Hypertensive Emergency Masquerading As Pheochromocytoma: A Report of Two Cases

Presentation Number: SUN 415
Date of Presentation: April 2nd, 2017

Raphael Hulkower*, Sriram Gubbi, Neva Castro, Wondim Teferi, Mimoza Meholli and Ulrich K Schubart
Jacobi Medical Center, Albert Einstein College of Medicine, Bronx, NY

Abstract

Background

While moderate elevations in metanephrines can be caused by medications, illness or stress, values in the range of 3-4 times the upper limit of normal are usually indicative of a pheochromocytoma/paraganglioma (PPGL) and warrant further imaging workup (1-2). We report two cases of hypertensive emergency with markedly elevated values in whom PPGL was subsequently ruled out.

Clinical Cases:

Case 1:

A 75 year old man with a history of HTN, CKD, and heart failure with preserved ejection fraction (EF) presented with a hypertensive emergency (BP 230/83, serum creatinine 2.9 mg/dL, previously 1.6, troponin-I 0.228 mcg/L without significant ECG changes). Testing on hospital day 2 revealed elevated plasma free normetanephrines (498 pg/ml, nl <148), and 24 hour urinary normetanephrines (2809 mcg/24 hrs, nl <560), and metanephrines (387 mcg, nl < 261). CT or MRI imaging were not obtained because of the patient’s renal dysfunction and the presence of a penile implant, respectively. An MIBG scan showed no evidence of PPGL. As an outpatient two weeks after initial testing, repeat plasma free metanephrines were within normal limits.
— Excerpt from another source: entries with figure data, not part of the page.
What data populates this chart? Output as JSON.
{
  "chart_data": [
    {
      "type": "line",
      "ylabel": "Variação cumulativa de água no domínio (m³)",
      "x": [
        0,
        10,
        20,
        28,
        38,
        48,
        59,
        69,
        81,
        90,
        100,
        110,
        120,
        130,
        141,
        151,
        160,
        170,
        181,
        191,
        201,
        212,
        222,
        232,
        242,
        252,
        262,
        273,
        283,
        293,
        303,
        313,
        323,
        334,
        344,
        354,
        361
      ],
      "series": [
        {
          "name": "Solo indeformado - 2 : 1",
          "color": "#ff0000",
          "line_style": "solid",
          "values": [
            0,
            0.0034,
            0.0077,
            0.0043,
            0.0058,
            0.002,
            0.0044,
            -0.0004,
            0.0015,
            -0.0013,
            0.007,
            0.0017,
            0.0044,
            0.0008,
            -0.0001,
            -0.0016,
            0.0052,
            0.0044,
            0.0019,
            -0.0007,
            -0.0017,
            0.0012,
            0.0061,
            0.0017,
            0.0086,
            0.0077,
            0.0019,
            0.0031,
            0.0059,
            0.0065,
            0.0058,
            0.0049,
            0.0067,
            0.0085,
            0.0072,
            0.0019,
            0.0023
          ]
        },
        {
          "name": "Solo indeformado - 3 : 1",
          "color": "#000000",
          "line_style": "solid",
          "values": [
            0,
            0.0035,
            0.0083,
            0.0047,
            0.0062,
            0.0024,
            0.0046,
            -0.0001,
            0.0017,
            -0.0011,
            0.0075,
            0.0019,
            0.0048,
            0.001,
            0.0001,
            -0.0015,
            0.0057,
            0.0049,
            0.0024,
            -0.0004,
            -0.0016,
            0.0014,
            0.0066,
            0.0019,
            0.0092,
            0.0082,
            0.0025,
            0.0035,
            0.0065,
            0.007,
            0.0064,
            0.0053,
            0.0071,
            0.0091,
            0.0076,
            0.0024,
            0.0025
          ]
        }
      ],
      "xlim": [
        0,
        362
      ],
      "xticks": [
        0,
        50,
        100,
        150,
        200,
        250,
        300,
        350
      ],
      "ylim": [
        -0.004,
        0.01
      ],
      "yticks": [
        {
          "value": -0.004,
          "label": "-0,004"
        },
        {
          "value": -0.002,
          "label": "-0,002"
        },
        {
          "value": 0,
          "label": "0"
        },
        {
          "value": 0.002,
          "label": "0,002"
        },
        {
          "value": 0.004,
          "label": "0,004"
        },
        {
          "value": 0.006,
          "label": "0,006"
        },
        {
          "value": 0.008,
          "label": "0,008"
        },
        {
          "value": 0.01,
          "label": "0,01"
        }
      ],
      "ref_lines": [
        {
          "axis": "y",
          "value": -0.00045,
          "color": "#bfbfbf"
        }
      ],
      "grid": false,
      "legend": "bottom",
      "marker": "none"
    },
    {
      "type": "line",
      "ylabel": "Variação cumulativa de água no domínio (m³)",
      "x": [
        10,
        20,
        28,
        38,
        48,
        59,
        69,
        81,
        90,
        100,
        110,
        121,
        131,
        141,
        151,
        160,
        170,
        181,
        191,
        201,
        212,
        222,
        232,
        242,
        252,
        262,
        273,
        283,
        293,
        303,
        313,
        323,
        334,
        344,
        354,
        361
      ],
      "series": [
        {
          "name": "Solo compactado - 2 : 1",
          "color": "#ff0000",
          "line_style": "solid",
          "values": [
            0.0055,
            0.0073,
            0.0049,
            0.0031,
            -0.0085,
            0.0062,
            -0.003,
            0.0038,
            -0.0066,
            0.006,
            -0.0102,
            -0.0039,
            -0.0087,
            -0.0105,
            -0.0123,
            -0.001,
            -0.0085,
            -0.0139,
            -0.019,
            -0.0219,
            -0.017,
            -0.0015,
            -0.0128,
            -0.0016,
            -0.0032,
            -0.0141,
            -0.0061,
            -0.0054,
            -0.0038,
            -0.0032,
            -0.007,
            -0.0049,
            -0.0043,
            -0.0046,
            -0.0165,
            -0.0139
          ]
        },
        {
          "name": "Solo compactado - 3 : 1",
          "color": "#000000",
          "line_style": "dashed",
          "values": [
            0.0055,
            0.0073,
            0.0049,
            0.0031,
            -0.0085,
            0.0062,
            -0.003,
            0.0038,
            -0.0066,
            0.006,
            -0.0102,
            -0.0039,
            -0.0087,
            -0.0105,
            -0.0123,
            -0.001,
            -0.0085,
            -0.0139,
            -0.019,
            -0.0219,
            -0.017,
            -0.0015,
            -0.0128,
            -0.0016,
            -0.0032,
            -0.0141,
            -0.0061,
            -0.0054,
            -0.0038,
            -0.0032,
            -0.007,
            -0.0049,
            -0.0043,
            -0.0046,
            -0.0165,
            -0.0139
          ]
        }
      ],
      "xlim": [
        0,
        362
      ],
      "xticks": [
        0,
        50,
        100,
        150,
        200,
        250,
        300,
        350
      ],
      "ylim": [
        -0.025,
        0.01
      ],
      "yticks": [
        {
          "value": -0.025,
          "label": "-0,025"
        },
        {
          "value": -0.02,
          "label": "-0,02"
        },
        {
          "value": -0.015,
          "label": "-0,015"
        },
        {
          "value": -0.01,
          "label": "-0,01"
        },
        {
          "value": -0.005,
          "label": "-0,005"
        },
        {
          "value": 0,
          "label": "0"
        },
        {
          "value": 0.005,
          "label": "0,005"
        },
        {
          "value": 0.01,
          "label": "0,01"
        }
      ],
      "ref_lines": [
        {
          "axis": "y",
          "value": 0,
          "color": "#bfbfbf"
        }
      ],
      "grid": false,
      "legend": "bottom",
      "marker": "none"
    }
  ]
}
Urinary normetanephrines remained minimally elevated.

Case 2:

A 56-year-old man with a history of untreated HTN presented with a one-week history of altered mental status, hallucinations, and shortness of breath and was found to have hypertensive emergency (BP 254/176 mmHg, serum creatinine 2.7 mg/dL, previously 1.0, Troponin-I 0.54 mcg/dL, ECG with no Q waves or ST changes, TTE with EF of 15% and diffuse hypokinesis). Testing on hospital day 3 showed plasma free normetanephrines (728 pg/ml, nl < 148), and metanephrines (76 pg/ml, nl <57), urinary normetanephrines (1533 mcg/g Cr, nl <282) and metanephrines (230 mcg/g Cr, nl < 158). Abdominal CT and octreotide scans revealed no findings consistent with PPGL. As an outpatient one month later the patient’s BP was well controlled and repeat plasma free normetanephrine and metanephrine levels were WNL.

Clinical Lessons:

To our knowledge, hypertensive emergency has not been reported as a cause of markedly elevated levels of plasma or urine metanephrines. Identifying hypertensive emergency as a cause of falsely elevated metanephrines – to levels seen in true PPGL – is important because patients presenting with severe hypertension may raise suspicion for PPGL. Our cases suggest that biochemical testing for PPGL in patients with hypertensive emergency should be delayed or repeated after resolution of the condition. This will help reduce patient harm from unnecessary imaging and provide high value care.